Jari-jari Yan Zhusheng menari-nari di senar gitar, dan nada-nada yang dimainkannya jelas mirip dengan nada-nada yang dimainkan Li Luo barusan, tetapi memberi orang ilusi menjadi lebih penuh dan lebih kaya.
Terutama keterampilan pertunjukan di tengah, yang merupakan sesuatu yang belum pernah dipelajari Li Luo di kehidupan sebelumnya.
"Beri aku sayap!"
"Biarkan aku terbang!"
“Beri aku kekuatan!”
"Kamu membuatku kuat!"
Setelah mencapai klimaks kedua, Yan Zhusheng menaikkan dua kunci lagi, dan dia benar-benar dalam keadaan bernyanyi dengan sangat antusias.
Semua siswa di lapangan juga antusias melihatnya. Ada yang bertepuk tangan mengikuti irama dan ada pula yang bernyanyi bersama, mengubah suasana menjadi paduan suara.
Li Luo, yang gitarnya direbut, berdiri di samping, bertepuk tangan mengikuti irama dan menyaksikan kejadian itu sambil tersenyum.
Li Luo jauh lebih akrab dengan Yan Zhusheng dalam kondisi ini.
Lagi pula, mereka berdua dulu tinggal di bawah satu atap setiap hari, Yan Zhusheng bernyanyi dan Li Luo bertanggung jawab atas rekaman.
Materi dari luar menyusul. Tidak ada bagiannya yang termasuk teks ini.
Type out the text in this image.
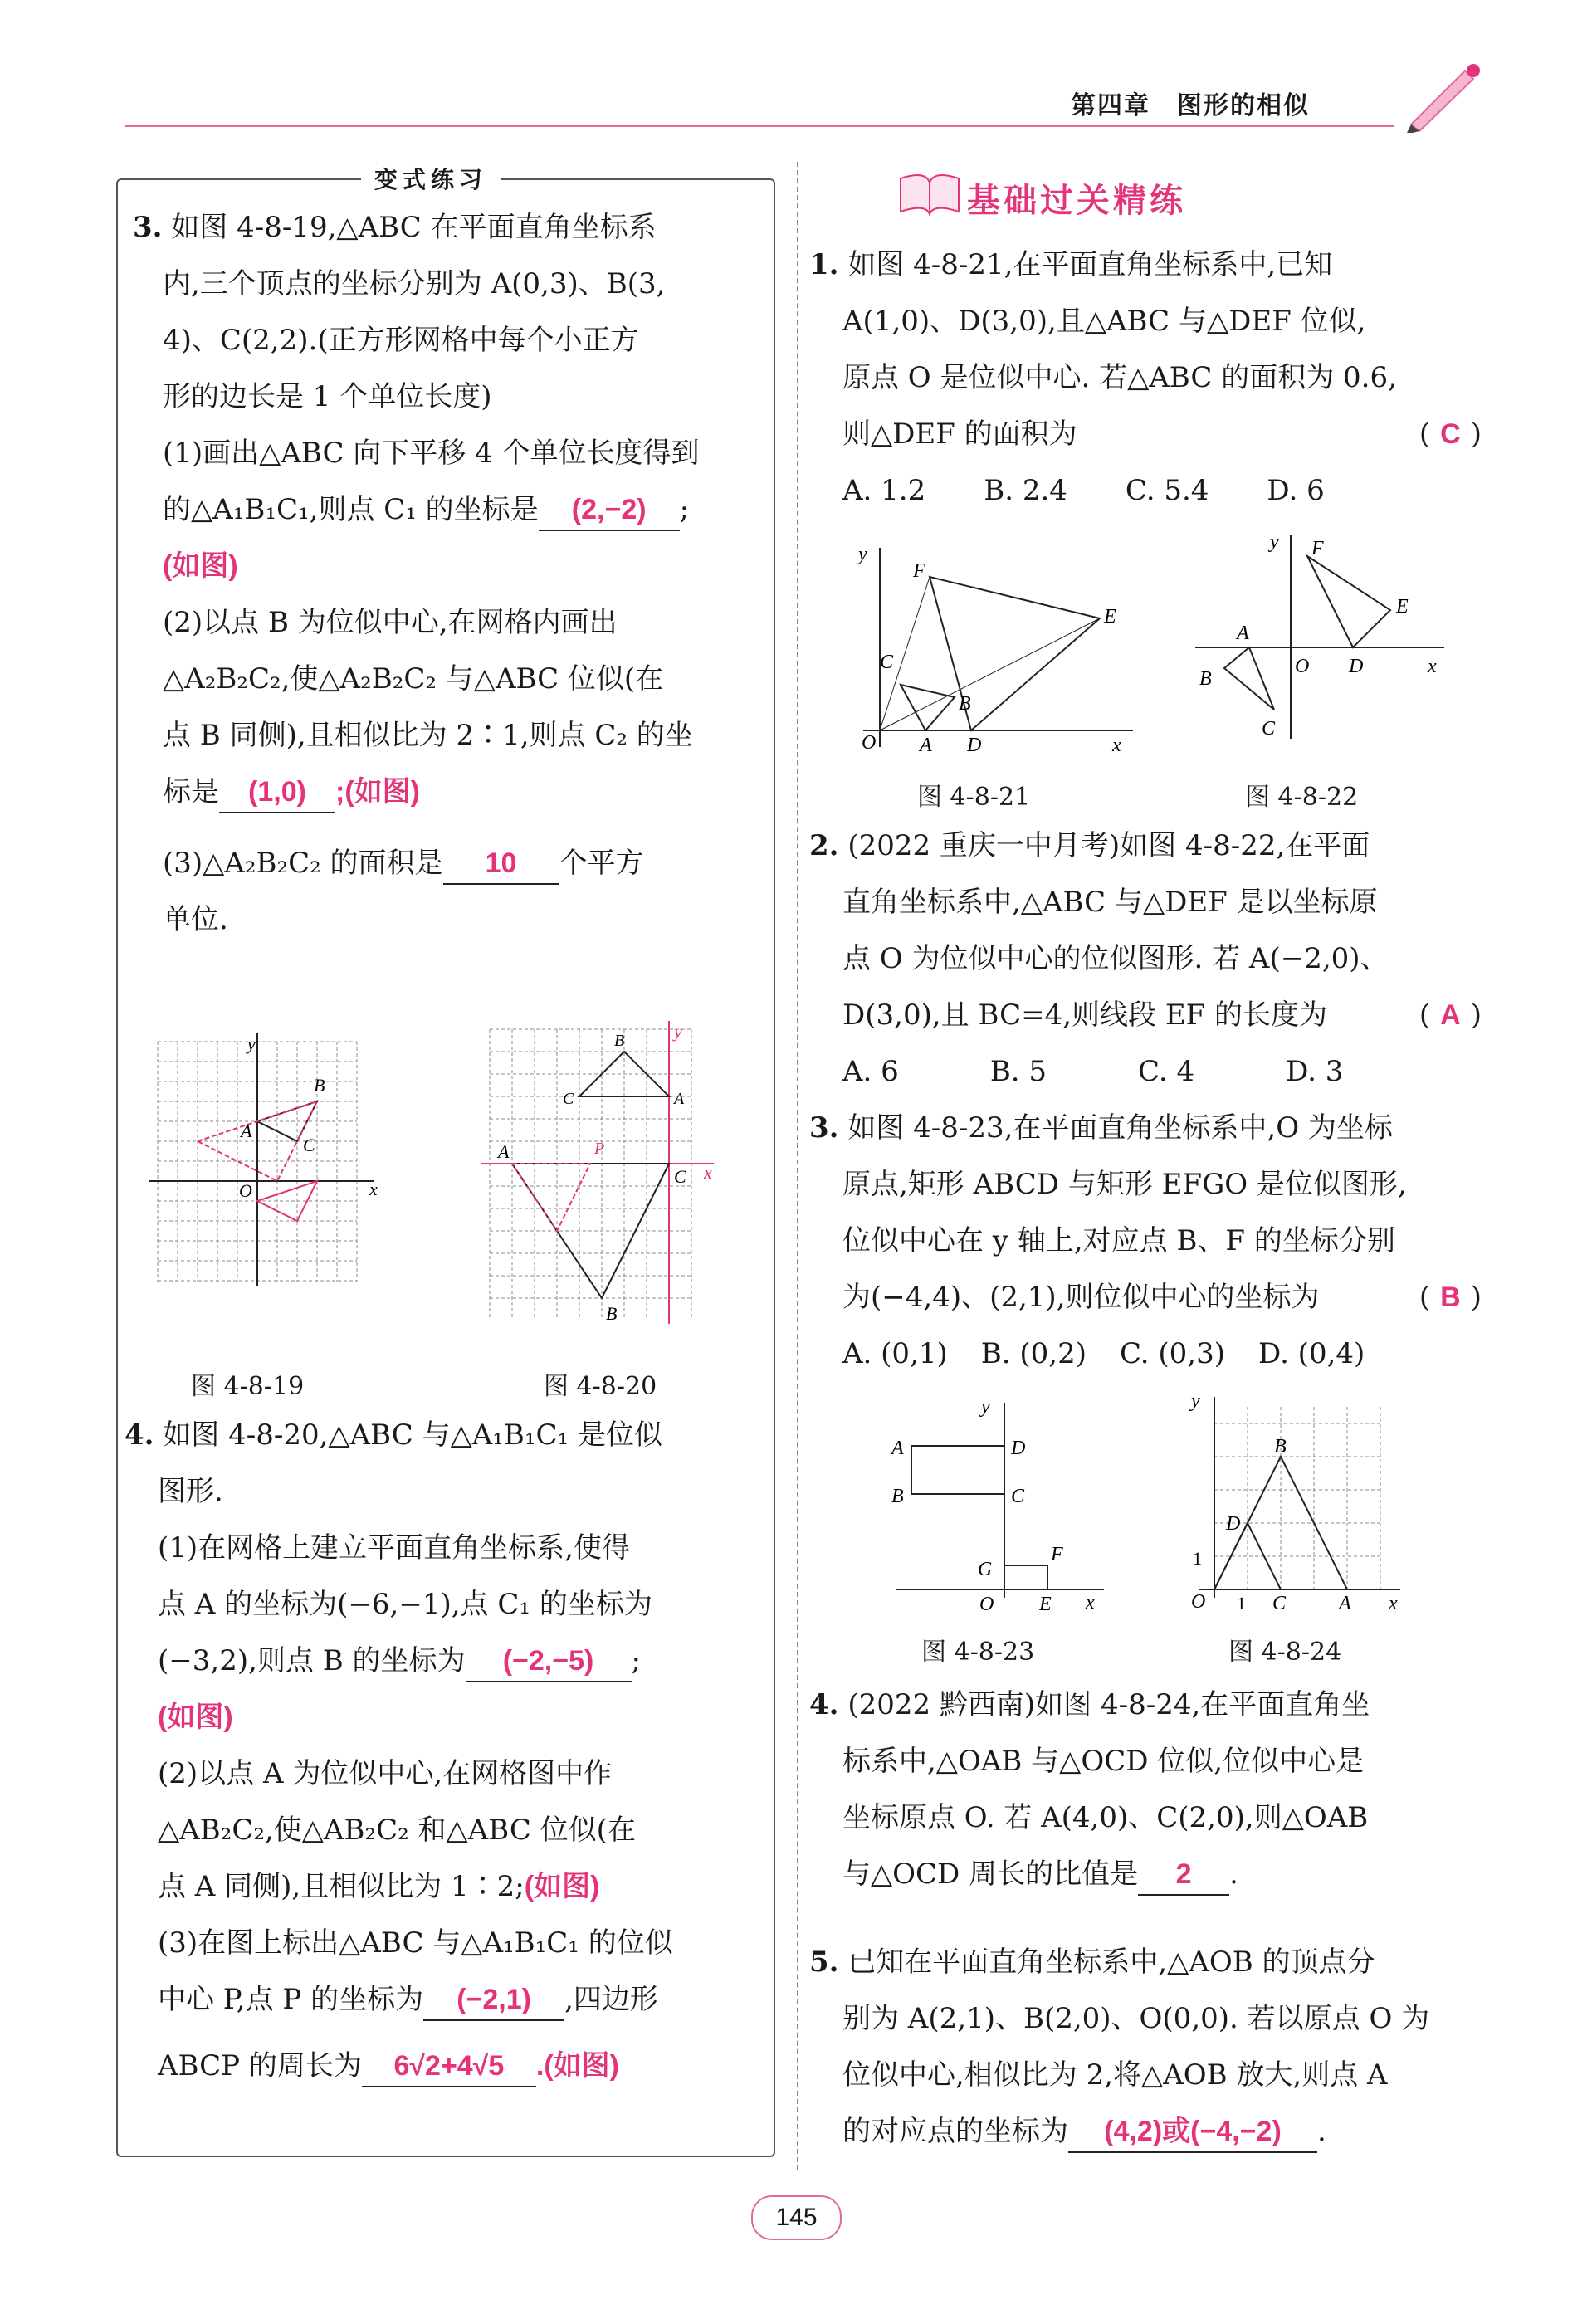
第四章　图形的相似
变式练习
3. 如图 4-8-19,△ABC 在平面直角坐标系
内,三个顶点的坐标分别为 A(0,3)、B(3,
4)、C(2,2).(正方形网格中每个小正方
形的边长是 1 个单位长度)
(1)画出△ABC 向下平移 4 个单位长度得到
的△A₁B₁C₁,则点 C₁ 的坐标是 (2,−2) ;
(如图)
(2)以点 B 为位似中心,在网格内画出
△A₂B₂C₂,使△A₂B₂C₂ 与△ABC 位似(在
点 B 同侧),且相似比为 2∶1,则点 C₂ 的坐
标是 (1,0) ;(如图)
(3)△A₂B₂C₂ 的面积是 10 个平方
单位.
y
x
O
A
B
C
y
x
A
C
B
B
C	A
P
图 4-8-19	图 4-8-20
4. 如图 4-8-20,△ABC 与△A₁B₁C₁ 是位似
图形.
(1)在网格上建立平面直角坐标系,使得
点 A 的坐标为(−6,−1),点 C₁ 的坐标为
(−3,2),则点 B 的坐标为 (−2,−5) ;
(如图)
(2)以点 A 为位似中心,在网格图中作
△AB₂C₂,使△AB₂C₂ 和△ABC 位似(在
点 A 同侧),且相似比为 1∶2;(如图)
(3)在图上标出△ABC 与△A₁B₁C₁ 的位似
中心 P,点 P 的坐标为 (−2,1) ,四边形
ABCP 的周长为 6√2+4√5 .(如图)
基础过关精练
1. 如图 4-8-21,在平面直角坐标系中,已知
A(1,0)、D(3,0),且△ABC 与△DEF 位似,
原点 O 是位似中心. 若△ABC 的面积为 0.6,
则△DEF 的面积为	( C )
A. 1.2 B. 2.4 C. 5.4 D. 6
y
x
O A
B
C
D
E
F
y
x
O
A
B
C
D
E
F
图 4-8-21	图 4-8-22
2. (2022 重庆一中月考)如图 4-8-22,在平面
直角坐标系中,△ABC 与△DEF 是以坐标原
点 O 为位似中心的位似图形. 若 A(−2,0)、
D(3,0),且 BC=4,则线段 EF 的长度为	( A )
A. 6	B. 5	C. 4	D. 3
3. 如图 4-8-23,在平面直角坐标系中,O 为坐标
原点,矩形 ABCD 与矩形 EFGO 是位似图形,
位似中心在 y 轴上,对应点 B、F 的坐标分别
为(−4,4)、(2,1),则位似中心的坐标为	( B )
A. (0,1) B. (0,2) C. (0,3) D. (0,4)
y
x
A
B	C
D
G
F
O E
y
x
O
1
1 C	A
D
B
图 4-8-23	图 4-8-24
4. (2022 黔西南)如图 4-8-24,在平面直角坐
标系中,△OAB 与△OCD 位似,位似中心是
坐标原点 O. 若 A(4,0)、C(2,0),则△OAB
与△OCD 周长的比值是 2 .
5. 已知在平面直角坐标系中,△AOB 的顶点分
别为 A(2,1)、B(2,0)、O(0,0). 若以原点 O 为
位似中心,相似比为 2,将△AOB 放大,则点 A
的对应点的坐标为 (4,2)或(−4,−2) .
145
Jika Yan Zhusheng biasanya adalah seorang gadis cantik yang kalem dan pendiam, maka saat ia memegang mikrofon dan alat musik, ia adalah ratu musik yang menguasai seluruh penonton.
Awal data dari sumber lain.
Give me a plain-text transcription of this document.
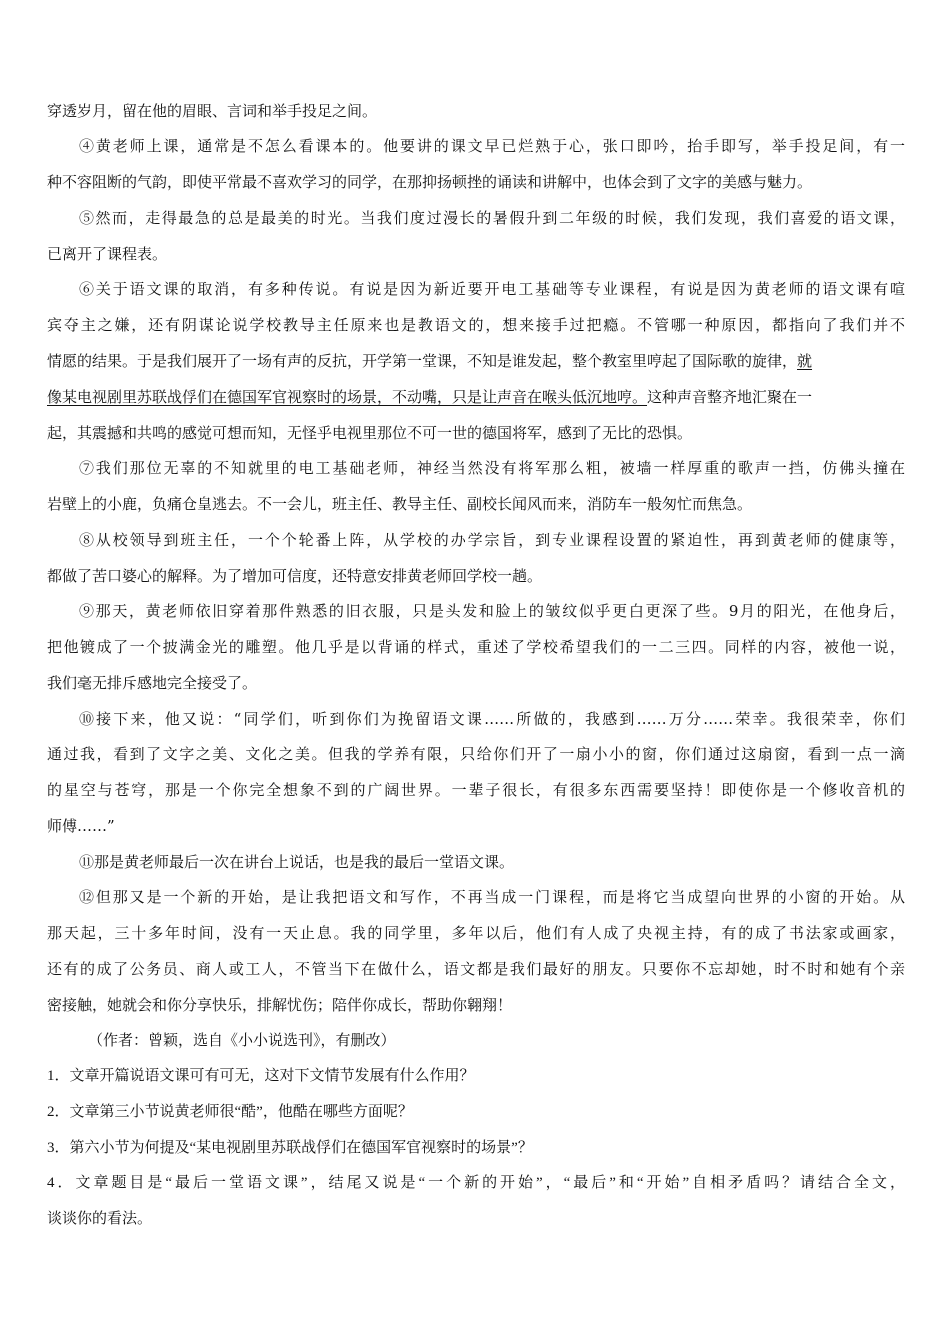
穿透岁月，留在他的眉眼、言词和举手投足之间。
④黄老师上课，通常是不怎么看课本的。他要讲的课文早已烂熟于心，张口即吟，抬手即写，举手投足间，有一
种不容阻断的气韵，即使平常最不喜欢学习的同学，在那抑扬顿挫的诵读和讲解中，也体会到了文字的美感与魅力。
⑤然而，走得最急的总是最美的时光。当我们度过漫长的暑假升到二年级的时候，我们发现，我们喜爱的语文课，
已离开了课程表。
⑥关于语文课的取消，有多种传说。有说是因为新近要开电工基础等专业课程，有说是因为黄老师的语文课有喧
宾夺主之嫌，还有阴谋论说学校教导主任原来也是教语文的，想来接手过把瘾。不管哪一种原因，都指向了我们并不
情愿的结果。于是我们展开了一场有声的反抗，开学第一堂课，不知是谁发起，整个教室里哼起了国际歌的旋律，就
像某电视剧里苏联战俘们在德国军官视察时的场景，不动嘴，只是让声音在喉头低沉地哼。这种声音整齐地汇聚在一
起，其震撼和共鸣的感觉可想而知，无怪乎电视里那位不可一世的德国将军，感到了无比的恐惧。
⑦我们那位无辜的不知就里的电工基础老师，神经当然没有将军那么粗，被墙一样厚重的歌声一挡，仿佛头撞在
岩壁上的小鹿，负痛仓皇逃去。不一会儿，班主任、教导主任、副校长闻风而来，消防车一般匆忙而焦急。
⑧从校领导到班主任，一个个轮番上阵，从学校的办学宗旨，到专业课程设置的紧迫性，再到黄老师的健康等，
都做了苦口婆心的解释。为了增加可信度，还特意安排黄老师回学校一趟。
⑨那天，黄老师依旧穿着那件熟悉的旧衣服，只是头发和脸上的皱纹似乎更白更深了些。9月的阳光，在他身后，
把他镀成了一个披满金光的雕塑。他几乎是以背诵的样式，重述了学校希望我们的一二三四。同样的内容，被他一说，
我们毫无排斥感地完全接受了。
⑩接下来，他又说：“同学们，听到你们为挽留语文课……所做的，我感到……万分……荣幸。我很荣幸，你们
通过我，看到了文字之美、文化之美。但我的学养有限，只给你们开了一扇小小的窗，你们通过这扇窗，看到一点一滴
的星空与苍穹，那是一个你完全想象不到的广阔世界。一辈子很长，有很多东西需要坚持！即使你是一个修收音机的
师傅……”
⑪那是黄老师最后一次在讲台上说话，也是我的最后一堂语文课。
⑫但那又是一个新的开始，是让我把语文和写作，不再当成一门课程，而是将它当成望向世界的小窗的开始。从
那天起，三十多年时间，没有一天止息。我的同学里，多年以后，他们有人成了央视主持，有的成了书法家或画家，
还有的成了公务员、商人或工人，不管当下在做什么，语文都是我们最好的朋友。只要你不忘却她，时不时和她有个亲
密接触，她就会和你分享快乐，排解忧伤；陪伴你成长，帮助你翱翔！
（作者：曾颖，选自《小小说选刊》，有删改）
1．文章开篇说语文课可有可无，这对下文情节发展有什么作用？
2．文章第三小节说黄老师很“酷”，他酷在哪些方面呢？
3．第六小节为何提及“某电视剧里苏联战俘们在德国军官视察时的场景”？
4．文章题目是“最后一堂语文课”，结尾又说是“一个新的开始”，“最后”和“开始”自相矛盾吗？请结合全文，
谈谈你的看法。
Selama ada musik, dia dapat membenamkan dirinya sepenuhnya di dalamnya, memasuki keadaan tanpa pamrih, dan menikmatinya sepenuh hati.
Yan Zhusheng saat ini murni.
Ketika dia selesai menyanyikan baris terakhir lagu itu, Yan Zhusheng menutup matanya lagi, dadanya sedikit naik turun.
Ketika ia membuka matanya kembali, Yan Zhusheng menahan semua ekspresi di wajahnya dan kembali ke penampilan dinginnya yang biasa. Setelah mengembalikan gitar kepada Li Luo, ia duduk kembali di tempat duduknya dengan tenang.
Terima kasih kepada teman sekelas kita, Yan Zhusheng, yang telah menyanyikan "Matahari Terindah". Apakah menurutmu lagunya terdengar bagus?
"Bagus!"
"Satu lagu lagi!"
“Jangan berhenti!”
Li Luo sudah memperhatikan gerakan instruktur kepala, jadi dia berkata sambil tersenyum: "Sekian untuk hari ini. Akan ada banyak kesempatan di masa depan. Selamat latihan militer semuanya!"
Begitu dia selesai berbicara, peluit kepala instruktur berbunyi, mengumumkan berakhirnya latihan militer hari ini.
Mungkin karena nyanyian Yan Zhusheng begitu menakjubkan, banyak orang masih belum puas dan jarang berharap pelatihan militer dapat berlangsung lebih lama.
"Kenapa kau merebut gitarku tadi?" Dalam perjalanan kembali ke kelas, Li Luo menoleh dan bertanya pada Yan Zhusheng.
Yan Zhusheng berkedip dan berkata dengan serius, "Permainanmu tidak bagus, itu memengaruhi laguku."
Li Luo: "...Lebih baik tidak mengatakan kata-kata yang menyakitkan seperti itu."
"Kau bertanya," kata Yan Zhusheng, "Aku bahkan tidak memberitahumu bahwa kau salah menyanyikan dua nada."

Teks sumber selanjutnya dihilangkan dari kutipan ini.